You book a commercial job and the client wants a beautiful face to grace their next ad. The client relies on you, the photographer to help with the process of hiring the model. The crew you hire rely on you to select the right candidate for their needs. That's great, right? Get the most radiant face, possibly the one with the highest social media numbers for that extra bump and you're set! Is that how it works?
I wish the process were simple but there are other factors, more important than a gorgeous face that increase your odds of a successful photo shoot. Being that you are the lead consultant for the brand and crew, they are relying on your expertise to guide the process.
First of all, beauty is subjective but in a town like Los Angeles, good looks are more common than a gluten allergy. I can throw a rock and hit a beautiful person, but finding one that is perfect for the photo shoot is a bigger undertaking.

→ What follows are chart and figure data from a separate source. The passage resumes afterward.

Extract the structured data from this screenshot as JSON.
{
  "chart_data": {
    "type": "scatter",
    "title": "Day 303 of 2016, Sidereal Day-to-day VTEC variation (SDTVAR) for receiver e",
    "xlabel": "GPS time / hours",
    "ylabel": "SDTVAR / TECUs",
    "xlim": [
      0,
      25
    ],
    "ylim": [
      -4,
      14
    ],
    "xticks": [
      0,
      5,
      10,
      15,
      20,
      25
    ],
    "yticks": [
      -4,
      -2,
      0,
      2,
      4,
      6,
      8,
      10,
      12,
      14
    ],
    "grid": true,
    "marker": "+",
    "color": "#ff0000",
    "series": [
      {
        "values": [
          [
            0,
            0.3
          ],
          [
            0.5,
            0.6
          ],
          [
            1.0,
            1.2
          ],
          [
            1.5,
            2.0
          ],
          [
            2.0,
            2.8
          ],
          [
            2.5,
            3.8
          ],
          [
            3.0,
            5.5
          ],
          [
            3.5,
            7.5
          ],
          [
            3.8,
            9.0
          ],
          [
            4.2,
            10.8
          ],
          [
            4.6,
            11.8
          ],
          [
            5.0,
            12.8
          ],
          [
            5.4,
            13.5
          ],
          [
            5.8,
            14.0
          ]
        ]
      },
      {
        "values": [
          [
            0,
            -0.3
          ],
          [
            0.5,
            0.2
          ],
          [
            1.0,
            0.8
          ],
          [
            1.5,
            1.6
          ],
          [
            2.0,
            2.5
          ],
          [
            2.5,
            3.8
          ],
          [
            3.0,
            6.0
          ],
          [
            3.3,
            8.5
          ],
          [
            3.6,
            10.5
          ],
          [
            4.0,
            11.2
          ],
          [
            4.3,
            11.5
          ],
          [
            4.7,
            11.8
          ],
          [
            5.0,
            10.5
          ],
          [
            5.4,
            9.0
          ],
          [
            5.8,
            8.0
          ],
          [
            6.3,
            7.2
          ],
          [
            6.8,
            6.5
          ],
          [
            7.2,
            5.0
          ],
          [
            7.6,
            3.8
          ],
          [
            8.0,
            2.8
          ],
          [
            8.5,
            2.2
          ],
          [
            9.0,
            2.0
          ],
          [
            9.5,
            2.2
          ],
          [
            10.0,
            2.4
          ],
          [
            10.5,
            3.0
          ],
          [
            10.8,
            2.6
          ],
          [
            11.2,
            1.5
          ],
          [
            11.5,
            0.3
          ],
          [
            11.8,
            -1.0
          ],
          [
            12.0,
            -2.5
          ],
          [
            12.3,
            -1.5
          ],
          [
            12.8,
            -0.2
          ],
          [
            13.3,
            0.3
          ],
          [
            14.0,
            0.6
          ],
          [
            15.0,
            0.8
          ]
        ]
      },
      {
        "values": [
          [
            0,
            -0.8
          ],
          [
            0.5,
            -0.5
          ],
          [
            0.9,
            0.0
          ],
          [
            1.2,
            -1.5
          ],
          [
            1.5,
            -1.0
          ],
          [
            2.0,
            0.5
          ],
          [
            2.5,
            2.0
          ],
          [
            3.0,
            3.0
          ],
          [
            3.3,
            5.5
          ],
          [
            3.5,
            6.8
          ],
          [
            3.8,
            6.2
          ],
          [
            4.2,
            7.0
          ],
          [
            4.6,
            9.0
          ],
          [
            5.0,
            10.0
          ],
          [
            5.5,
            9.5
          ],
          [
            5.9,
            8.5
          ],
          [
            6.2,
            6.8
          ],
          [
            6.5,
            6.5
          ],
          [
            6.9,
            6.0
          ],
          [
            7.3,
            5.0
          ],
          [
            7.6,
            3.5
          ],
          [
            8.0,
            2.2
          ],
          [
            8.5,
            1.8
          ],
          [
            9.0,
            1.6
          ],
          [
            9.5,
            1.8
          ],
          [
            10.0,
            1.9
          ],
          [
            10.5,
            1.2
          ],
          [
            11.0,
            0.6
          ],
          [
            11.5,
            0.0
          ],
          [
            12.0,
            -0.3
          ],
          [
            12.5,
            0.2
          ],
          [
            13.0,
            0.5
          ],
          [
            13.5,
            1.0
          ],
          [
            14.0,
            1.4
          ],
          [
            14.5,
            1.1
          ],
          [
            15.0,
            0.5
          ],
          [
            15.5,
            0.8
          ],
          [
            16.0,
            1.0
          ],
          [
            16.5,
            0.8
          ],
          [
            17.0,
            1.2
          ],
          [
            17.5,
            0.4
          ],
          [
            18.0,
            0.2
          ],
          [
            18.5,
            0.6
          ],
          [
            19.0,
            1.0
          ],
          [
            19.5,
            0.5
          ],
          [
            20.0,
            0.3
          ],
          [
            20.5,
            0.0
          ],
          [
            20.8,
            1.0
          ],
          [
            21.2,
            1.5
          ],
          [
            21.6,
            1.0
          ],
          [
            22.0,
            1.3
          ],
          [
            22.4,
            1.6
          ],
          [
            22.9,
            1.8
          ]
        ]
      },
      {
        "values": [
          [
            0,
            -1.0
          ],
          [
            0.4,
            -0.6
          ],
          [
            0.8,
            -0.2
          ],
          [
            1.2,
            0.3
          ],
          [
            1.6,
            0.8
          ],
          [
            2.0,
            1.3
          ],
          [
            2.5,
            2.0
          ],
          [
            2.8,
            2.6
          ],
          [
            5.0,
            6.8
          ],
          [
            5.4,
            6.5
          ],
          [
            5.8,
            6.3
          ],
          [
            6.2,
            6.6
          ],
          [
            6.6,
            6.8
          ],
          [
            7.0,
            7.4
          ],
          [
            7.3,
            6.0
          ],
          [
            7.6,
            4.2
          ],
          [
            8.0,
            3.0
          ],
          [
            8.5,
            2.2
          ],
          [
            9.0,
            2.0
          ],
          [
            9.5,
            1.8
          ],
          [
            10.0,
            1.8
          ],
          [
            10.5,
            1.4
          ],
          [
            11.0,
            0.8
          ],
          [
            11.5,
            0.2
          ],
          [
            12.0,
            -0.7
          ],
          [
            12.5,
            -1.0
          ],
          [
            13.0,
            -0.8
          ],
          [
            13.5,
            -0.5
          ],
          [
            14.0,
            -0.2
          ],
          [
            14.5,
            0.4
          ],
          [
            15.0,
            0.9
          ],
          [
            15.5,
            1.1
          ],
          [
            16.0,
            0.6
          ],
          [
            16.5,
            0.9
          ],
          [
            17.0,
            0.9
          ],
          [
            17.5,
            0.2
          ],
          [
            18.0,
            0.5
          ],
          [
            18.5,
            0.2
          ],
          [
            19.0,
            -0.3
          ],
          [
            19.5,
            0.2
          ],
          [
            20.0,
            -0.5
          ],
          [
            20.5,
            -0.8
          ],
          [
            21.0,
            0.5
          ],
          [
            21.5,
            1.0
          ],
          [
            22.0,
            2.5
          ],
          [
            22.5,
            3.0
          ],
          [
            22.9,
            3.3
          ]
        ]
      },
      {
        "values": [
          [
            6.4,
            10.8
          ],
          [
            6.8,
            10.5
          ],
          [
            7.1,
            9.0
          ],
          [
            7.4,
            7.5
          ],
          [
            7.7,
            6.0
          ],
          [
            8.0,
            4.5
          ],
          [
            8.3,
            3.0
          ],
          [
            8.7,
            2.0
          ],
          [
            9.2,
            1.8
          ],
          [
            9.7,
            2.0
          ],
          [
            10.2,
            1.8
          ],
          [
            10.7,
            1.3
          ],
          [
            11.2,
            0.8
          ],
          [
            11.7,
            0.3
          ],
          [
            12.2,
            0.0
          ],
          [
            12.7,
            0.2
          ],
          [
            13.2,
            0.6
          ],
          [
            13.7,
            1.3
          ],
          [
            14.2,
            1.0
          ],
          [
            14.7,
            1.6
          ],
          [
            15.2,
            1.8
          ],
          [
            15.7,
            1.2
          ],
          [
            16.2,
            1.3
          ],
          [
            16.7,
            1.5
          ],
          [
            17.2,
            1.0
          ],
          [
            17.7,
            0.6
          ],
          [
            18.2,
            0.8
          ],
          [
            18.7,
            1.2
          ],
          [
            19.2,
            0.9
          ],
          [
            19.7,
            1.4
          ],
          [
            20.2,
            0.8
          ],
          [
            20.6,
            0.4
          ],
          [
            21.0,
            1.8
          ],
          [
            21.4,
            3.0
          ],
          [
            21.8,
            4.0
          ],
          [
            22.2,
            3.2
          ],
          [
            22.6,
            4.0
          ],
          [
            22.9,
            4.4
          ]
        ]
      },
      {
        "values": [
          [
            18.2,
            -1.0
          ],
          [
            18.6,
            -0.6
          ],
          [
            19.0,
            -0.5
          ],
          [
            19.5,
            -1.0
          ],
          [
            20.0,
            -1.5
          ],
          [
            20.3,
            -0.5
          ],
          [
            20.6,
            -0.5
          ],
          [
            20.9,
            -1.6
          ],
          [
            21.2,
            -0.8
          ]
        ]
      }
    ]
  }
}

The campaign that I developed for Michael Todd Beauty featured Wilhelmina Models talent, Vanessa Curry. Hiring Vanessa came with a long list of requirements that she fulfilled which made her the brand's final choice.
How can you go through a more thorough vetting process? Decide what you are selling and what the intent of the photographic campaign is. In our case with Michael Todd Beauty, it was about creating a lifestyle brand that is within reach of every consumer. We wanted to elevate the current images and dictate that the consumer for this brand was successful, great to look at, knowledgeable about important products and had enough of an income to purchase quality goods. In addition, the company wanted a model that would appeal to multiple ethnicities.
Knowing that important bit of information, I found the modeling agency who cater to this type of talent. I opted for Wilhelmina as they focus heavily on commercials vs. high fashion, though many models can cross over. Some jobs reach out to multiple agencies and others reach out to only one, the correct way of doing this is making sure you have enough options for the client.
In this case, we had great options with Wilhelmina and when you consistently book with one agency it does help with negotiating as a "return customer". This will save your client on their budget, not to mention makes them happy that you have solid relationships around town.
The modeling agency will send a "package" (online gallery of options who fit your criteria for this particular job). In viewing the package, I look for the following:
- Can the model give a series of emotions or do they have one or two looks? In the event the client changes creative, you want to be prepared.
- How do they move and showcase the variety of material and products in their portfolio?
- Can they be both sexy & respectful? There's a fine line and your project will determine exact needs.
- Do they understand their angles and in relation to the brand?
- Keep the makeup artist & hairstylist in mind when reviewing facial features they'd be working on. Are you making their job easier or harder?
- Have they worked with other brands before? (Why this is critical)
- Is the model sample size or what specs do they have? What are the specs because this will decide your wardrobe stylists' budget and efforts.
- Review their digitals to see the real person vs. retouched portfolio images
- Review their social media (This is BIG and it's not for the reasons you think)
- Are they new or seasoned and worked with many photographers?
- Are they pleasant to have on set? (This applies to your entire crew)
Capturing the perfect image for your client is only the tip of the iceberg. Setting them up for a successful shoot, creating a campaign they can build on and providing an on-set experience for everyone involved is also the duty of the photographer and producer.